Calculate the wavelength of light that produces its first minimum at an angle of 36.9 degrees when falling on a single slit of width 1.00 microns.
In this statement, we’re told that the angle we’ll use is 36.9 degrees, which we’ll call 𝜙. We’re also told we have a setup with a single slit which has a width of 1.00 micrometers, which we’ll call 𝑤. We want to calculate the wavelength of light that produces its first minimum at this angle when falling on a slit of this width; we’ll call this wavelength 𝜆.
Let’s start by drawing a diagram of the scenario. In our scenario, we have waves approaching a single slit. When they reach that slit, they then bend around the edges, or diffract, and the wavelets produced there begin to interfere with one another, called interference. At the screen on the far right side, an intensity pattern is created with maxima and minima.
Knowing that the angle between the first minimum and the central maximum is 36.9 degrees and also knowing the width of the slit, we want to solve for the wavelength of the incoming light.
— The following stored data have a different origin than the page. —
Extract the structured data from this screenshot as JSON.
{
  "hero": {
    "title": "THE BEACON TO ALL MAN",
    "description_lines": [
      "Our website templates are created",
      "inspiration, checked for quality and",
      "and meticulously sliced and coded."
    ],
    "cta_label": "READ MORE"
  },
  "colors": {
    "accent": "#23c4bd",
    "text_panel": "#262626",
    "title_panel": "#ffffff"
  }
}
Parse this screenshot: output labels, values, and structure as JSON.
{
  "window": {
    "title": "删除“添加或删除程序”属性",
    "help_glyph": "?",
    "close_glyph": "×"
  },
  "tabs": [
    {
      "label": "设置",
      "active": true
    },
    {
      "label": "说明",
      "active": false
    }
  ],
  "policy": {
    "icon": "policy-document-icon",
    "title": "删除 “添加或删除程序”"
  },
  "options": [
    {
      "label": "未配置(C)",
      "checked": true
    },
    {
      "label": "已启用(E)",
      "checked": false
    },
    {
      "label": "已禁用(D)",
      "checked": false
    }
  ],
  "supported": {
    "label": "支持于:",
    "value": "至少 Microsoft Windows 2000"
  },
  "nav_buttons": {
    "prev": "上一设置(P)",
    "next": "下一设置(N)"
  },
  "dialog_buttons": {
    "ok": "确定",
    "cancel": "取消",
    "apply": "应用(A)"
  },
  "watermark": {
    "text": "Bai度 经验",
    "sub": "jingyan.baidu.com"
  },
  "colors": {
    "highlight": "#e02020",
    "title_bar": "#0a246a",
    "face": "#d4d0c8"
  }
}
To do that, let’s recall a relationship for destructive interference for a light coming through a single slit.
That relationships says that 𝑤, the slit width, times the sine of 𝜙, the angle between the central maximum and the particular minimum being studied, is equal to 𝑚 times 𝜆 where 𝑚 is an integer value and 𝜆 is the wavelength of the incoming light. Applying this relationship to our scenario, we’re told that were considering the first minimum, therefore 𝑚 is equal to one in our case.
So 𝜆, the wavelength of the light, is equal to 𝑤 sin 𝜙 or, plugging in for the given values we have, 1.00 times 10 to the sixth meters times the sine of 36.9 degrees. Plugging this into our calculator, we find 𝜆 is equal to 600 nanometers. That’s the wavelength of light that creates a first minimum at this angle, 𝜙, for this given slit width, 𝑤.